Background: Genotyping can reliably identify transmission of nosocomial pathogens but is rarely available in an actionable timeframe to assist infection control interventions. In addition the cost per sequence for routine surveillance can make it prohibitive, requiring cost effective surveillance methods.
Method: Assessments of potential linked cases of Methicillin-resistant Staphylococcus aureus (MRSA) and Vancomyacin resistant Enterococcus faecium (VRE) reported by Infection Control Practitioners (ICP) were compared with routine binary type surveillance using multiplex PCR and reverse line blot hybridisation assays. Binary type links were identified and ranked using an automated algorithm that considered 1) Matching binary types 2) Binary type frequency 3) Patient proximity and 4) temporal separation.

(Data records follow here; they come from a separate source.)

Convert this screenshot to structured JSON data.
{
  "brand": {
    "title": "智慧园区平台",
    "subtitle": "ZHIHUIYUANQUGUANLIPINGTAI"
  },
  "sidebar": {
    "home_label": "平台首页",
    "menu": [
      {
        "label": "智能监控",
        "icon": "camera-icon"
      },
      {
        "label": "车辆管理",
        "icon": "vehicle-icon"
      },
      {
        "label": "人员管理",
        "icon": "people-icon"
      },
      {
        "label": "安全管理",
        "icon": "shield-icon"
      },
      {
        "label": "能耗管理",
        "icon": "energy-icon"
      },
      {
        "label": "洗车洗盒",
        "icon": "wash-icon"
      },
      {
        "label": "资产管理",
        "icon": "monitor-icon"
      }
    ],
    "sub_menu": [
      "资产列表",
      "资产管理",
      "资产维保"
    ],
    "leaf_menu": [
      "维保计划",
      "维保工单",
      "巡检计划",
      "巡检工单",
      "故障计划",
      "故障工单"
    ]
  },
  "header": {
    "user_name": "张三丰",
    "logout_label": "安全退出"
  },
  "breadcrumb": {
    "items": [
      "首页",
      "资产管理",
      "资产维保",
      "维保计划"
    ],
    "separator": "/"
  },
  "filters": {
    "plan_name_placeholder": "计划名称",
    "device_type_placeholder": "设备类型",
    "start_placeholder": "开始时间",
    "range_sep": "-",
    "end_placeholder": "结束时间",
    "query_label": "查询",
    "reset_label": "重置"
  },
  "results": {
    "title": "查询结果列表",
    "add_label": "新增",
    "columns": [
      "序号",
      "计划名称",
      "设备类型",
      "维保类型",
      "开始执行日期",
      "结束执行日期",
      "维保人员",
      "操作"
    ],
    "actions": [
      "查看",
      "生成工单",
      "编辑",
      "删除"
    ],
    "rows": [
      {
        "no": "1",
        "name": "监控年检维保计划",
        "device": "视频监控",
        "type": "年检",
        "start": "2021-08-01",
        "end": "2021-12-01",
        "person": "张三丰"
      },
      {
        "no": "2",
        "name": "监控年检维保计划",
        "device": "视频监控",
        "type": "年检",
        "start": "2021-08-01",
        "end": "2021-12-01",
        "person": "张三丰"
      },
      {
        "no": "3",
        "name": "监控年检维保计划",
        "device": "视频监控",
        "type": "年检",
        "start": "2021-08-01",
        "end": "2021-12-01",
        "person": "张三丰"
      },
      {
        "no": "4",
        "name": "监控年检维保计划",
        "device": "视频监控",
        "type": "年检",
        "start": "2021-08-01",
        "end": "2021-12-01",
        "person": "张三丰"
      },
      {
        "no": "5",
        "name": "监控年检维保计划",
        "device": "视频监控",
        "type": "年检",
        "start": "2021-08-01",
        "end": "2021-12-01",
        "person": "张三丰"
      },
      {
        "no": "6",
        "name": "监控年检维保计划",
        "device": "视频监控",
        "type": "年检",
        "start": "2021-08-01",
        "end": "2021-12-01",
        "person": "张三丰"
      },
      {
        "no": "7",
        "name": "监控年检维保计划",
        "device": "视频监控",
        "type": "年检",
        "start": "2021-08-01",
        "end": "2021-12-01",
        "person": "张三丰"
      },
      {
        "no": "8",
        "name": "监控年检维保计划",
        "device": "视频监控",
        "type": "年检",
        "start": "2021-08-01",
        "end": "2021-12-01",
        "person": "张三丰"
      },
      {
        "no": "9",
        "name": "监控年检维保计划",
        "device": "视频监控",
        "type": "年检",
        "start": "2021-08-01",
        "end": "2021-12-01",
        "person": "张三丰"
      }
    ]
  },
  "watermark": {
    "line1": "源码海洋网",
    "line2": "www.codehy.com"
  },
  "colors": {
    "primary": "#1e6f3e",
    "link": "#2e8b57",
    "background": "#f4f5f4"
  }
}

Result: Linked cases identified by ICP review correlated poorly with those identified by BT-link detection algorithm. Binary type linkage (BT-Links) using RLB recorded 3969 MRSA links and 3898 VRE links with 424 MRSA and 356 VRE considered likely transmission events. Over the same period ICPs reported a total of 273 MRSA links and 304 VRE links of which only 200 MRSA and 127 VRE links had matching binary types. Further only 6 of the MRSA ICP reports and 31 of the VRE ICP reports overlapped with the BT-Links. The BT assays used in this study are suitable for prospectively screening all isolates of MRSA and VRE and are far more efficient at predicting potential infection links.